As expected, the prices of vegetables have gone up by 10 percent. The lamb meat or mutton price is up by 100 rupees. It was Rs 350 per kilo, now it is 420 or 450 per kilo in most cities. Earlier, mutton vendors used to wait till evening for finishing a slaughtered lamb sale or even wrap up the remaining flesh for next day sale. It is brisk business now for mutton sale. As soon as a goat is slaughtered, the meat is sold within few minutes. Such is the demand for meat, that customers are seen waiting in front of mutton shops. But the supply is less than the demand. So small goats are slaughtered to meet the sales demand. Will goat supply continue for the demand?

While eating beef was a preferred choice of Muslims, Christians, Dalits and many economically weaker families of Hindus, mutton is mostly consumed by all who can afford it. Contrary to common belief that Hindus are vegetarians, over 70 percents Hindus in Maharashtra eat mutton and chicken. They are worst affected as the supply of mutton and chicken has already started dwindling in the state. Besides soaring prices of goat or lamb; chicken prices are also soaring high.

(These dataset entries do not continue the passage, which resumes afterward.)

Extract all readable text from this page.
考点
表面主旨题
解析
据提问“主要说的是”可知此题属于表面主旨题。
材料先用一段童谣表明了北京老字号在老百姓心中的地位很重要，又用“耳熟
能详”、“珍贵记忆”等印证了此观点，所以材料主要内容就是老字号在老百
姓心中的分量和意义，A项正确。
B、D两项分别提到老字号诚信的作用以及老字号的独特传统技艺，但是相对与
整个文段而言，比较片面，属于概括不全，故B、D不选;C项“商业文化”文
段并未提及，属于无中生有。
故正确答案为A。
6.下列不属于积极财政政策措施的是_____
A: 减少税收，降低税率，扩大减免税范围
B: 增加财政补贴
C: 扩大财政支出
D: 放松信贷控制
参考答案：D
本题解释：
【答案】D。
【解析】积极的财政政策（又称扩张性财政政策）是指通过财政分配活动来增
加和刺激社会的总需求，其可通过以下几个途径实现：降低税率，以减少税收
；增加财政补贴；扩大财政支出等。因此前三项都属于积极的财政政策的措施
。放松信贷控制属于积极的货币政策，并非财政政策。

Here is also a list of businesses largely affected by Beef Ban. The small time transporters who used to transport bulls from villages to city beef traders are worst affected. They have no jobs. The Government has no rehabilitation plan for them. The farmers raising animals in small villages are left with unwanted bulls at home with no buyers. The leather industry in Maharashtra is planning to wind up and quietly move to neighboring Telangana where leather supply is abundant.

The Nashik sugar factories are worried as beef fat is required to color the sugar. The toothpaste and soap manufacturers in the State are worried for their supply of beef ingredients. And of course there are thousands of beef traders, butchers and re-sellers across the State who have no jobs and the government has done nothing to rehabilitate them.
As the beef ban continues, few pertinent questions remain, “Can rulers in power deprive people of the food of their choice and the whole world watch in silence? Why are the Congress and other opposition parties silent? Why are more sensible people not lodging PILs in the Supreme Court?”
A few voices have been raised. Famous Bollywood actor Rishi Kapoor twitted on social media, “”I am angry. Why do you equate food with religion?? I am a beef eating Hindu. Does that mean I am less God-fearing then a non eater? Think!!”

The lawyers in Chennai High Court did a different protest. They distributed free beef lunch in court corridors. But the best is a comment in a news item that says “God endows people with certain “unalienable” rights. A Government cannot take away those unalienable rights from the people. Even if the whole world remains silent, God’s punishment will surely come for those who would not let people eat what they want.”